Alfredeo Abián en La Vanguardia

El 26 de abril se cumplirán 25 años desde que estalló el reactor número cuatro de Chernobyl. Cuentan que la explosión liberó 400 veces más radiación que la bomba atómica lanzada sobre Hiroshima 41 años antes. Así como la matanza bélica en la ciudad japonesa está fielmente documentada -80.000 muertos al instante; decenas de miles en los meses posteriores-, aún no sabemos a ciencia cierta los efectos de la muerte invisible que comenzó a cabalgar en Ucrania hace un cuarto de siglo. Sin embargo, hay indicios de que el accidente no tuvo los efectos apocalípticos que se presagiaron. Científicos de prestigio y organismos internacionales sostienen que las muertes directas se cifran en decenas, la mayoría niños o miembros de los equipos de emergencia que intentaron controlar a la bestia con una entrega suicida. Otros expertos niegan la mayor y multiplican los efectos letales. A este paso, ya haremos balance dentro de 24.000 años, más o menos, cuando se hayan extinguido los efectos del cesio 137 o del mismísimo sol. Los profanos estamos sometidos a mentiras patentadas. Las centrales nucleares pasan de ser templos tecnológicos a barracas de feria. Nuestro voraz apetito por las vaguedades convincentes se mezcla con la desconfianza atávica hacia la modernidad tecnológica.
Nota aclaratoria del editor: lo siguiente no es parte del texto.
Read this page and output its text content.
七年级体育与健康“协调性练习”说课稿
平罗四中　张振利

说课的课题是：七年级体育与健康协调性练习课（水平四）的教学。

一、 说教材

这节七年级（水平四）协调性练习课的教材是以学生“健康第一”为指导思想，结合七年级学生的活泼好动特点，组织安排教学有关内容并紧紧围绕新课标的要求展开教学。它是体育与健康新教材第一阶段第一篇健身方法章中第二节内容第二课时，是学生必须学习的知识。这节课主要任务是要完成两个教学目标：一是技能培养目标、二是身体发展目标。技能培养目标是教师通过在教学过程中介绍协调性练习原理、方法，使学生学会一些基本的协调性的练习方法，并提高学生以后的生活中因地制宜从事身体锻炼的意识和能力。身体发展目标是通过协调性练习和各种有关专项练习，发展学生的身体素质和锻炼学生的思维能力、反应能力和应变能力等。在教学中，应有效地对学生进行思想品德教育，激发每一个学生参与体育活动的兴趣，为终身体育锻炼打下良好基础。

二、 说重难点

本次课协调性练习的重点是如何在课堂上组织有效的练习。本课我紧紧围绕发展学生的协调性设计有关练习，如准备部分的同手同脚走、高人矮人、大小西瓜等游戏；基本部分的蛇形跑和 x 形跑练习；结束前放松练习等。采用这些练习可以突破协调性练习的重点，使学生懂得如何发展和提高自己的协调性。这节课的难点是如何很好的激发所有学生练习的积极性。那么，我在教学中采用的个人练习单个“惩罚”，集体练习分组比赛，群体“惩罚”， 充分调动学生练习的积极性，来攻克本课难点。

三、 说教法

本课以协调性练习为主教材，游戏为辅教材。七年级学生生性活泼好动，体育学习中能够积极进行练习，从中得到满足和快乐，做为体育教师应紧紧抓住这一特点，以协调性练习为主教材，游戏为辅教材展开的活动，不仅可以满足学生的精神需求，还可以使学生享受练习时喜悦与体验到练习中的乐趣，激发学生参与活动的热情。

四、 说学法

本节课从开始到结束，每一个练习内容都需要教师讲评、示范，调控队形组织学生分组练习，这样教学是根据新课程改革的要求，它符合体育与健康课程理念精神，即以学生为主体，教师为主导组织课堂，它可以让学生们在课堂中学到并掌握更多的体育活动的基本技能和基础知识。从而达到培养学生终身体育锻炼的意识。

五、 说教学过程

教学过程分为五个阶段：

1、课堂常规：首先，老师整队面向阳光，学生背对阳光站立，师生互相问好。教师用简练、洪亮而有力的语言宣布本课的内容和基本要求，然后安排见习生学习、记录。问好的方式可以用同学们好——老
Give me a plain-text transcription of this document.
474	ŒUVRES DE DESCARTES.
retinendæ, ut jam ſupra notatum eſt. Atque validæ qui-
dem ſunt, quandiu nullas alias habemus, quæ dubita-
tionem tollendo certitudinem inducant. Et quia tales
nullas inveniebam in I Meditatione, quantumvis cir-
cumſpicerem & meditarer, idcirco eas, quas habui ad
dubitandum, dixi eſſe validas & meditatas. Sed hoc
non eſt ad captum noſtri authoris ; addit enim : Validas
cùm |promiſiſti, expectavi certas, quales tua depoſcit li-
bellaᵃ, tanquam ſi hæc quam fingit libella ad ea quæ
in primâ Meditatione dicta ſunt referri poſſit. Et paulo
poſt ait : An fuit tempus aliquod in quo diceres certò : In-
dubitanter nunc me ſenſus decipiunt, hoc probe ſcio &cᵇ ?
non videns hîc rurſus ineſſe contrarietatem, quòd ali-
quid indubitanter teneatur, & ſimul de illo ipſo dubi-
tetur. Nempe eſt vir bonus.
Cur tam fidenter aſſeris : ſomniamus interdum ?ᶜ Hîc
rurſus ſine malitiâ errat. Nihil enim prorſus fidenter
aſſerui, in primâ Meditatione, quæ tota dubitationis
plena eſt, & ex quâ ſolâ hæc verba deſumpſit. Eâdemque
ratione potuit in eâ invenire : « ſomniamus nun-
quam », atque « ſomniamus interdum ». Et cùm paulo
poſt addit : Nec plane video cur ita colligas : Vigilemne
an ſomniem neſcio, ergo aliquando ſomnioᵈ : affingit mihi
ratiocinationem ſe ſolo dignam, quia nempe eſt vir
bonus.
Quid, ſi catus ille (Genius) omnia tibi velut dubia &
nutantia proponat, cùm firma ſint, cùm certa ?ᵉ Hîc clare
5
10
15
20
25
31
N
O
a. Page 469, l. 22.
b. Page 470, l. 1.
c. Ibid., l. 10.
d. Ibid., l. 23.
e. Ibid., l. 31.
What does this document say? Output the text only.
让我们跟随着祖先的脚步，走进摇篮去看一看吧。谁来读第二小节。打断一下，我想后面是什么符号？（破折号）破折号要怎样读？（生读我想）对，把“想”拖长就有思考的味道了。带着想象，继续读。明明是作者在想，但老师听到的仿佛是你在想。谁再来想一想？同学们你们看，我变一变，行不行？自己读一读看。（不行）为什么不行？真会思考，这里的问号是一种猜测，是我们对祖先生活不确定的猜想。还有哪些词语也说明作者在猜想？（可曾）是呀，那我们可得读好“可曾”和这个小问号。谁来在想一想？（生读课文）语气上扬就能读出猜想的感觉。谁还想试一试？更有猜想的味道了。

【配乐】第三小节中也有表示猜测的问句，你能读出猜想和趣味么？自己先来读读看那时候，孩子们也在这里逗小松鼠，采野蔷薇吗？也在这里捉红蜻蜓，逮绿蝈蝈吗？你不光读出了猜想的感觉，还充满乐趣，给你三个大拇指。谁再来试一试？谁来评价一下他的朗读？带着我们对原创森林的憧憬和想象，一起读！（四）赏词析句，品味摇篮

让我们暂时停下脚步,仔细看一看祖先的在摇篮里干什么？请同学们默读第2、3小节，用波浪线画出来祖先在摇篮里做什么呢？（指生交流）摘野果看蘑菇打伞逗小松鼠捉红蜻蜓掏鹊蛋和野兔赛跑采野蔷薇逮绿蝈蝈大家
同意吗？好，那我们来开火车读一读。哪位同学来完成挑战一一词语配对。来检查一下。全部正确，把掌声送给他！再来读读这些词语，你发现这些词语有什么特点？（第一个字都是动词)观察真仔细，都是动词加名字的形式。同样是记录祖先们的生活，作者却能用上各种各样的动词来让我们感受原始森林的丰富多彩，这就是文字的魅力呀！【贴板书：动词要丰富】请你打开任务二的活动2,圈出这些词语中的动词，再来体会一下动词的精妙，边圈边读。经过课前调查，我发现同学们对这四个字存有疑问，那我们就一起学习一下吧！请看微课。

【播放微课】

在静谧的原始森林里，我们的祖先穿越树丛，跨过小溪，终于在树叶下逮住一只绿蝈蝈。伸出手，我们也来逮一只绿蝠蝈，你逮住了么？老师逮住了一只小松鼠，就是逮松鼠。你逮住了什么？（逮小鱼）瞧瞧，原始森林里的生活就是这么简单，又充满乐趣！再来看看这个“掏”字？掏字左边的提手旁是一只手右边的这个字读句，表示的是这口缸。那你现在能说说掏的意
Vemos imágenes de la zona cero de Chernobyl y su vecina ciudad fantasma de Pripyat, con muñecas rotas, pupitres oxidados, norias muertas antes de girar y, ¡oh sorpresa!, con una exuberante vegetación que se ha adueñado de parajes fantasmales. También contemplamos a ancianos que cultivan las teóricas tierras del infierno y desafían la radiación, ¿Dónde está la verdad radiactiva?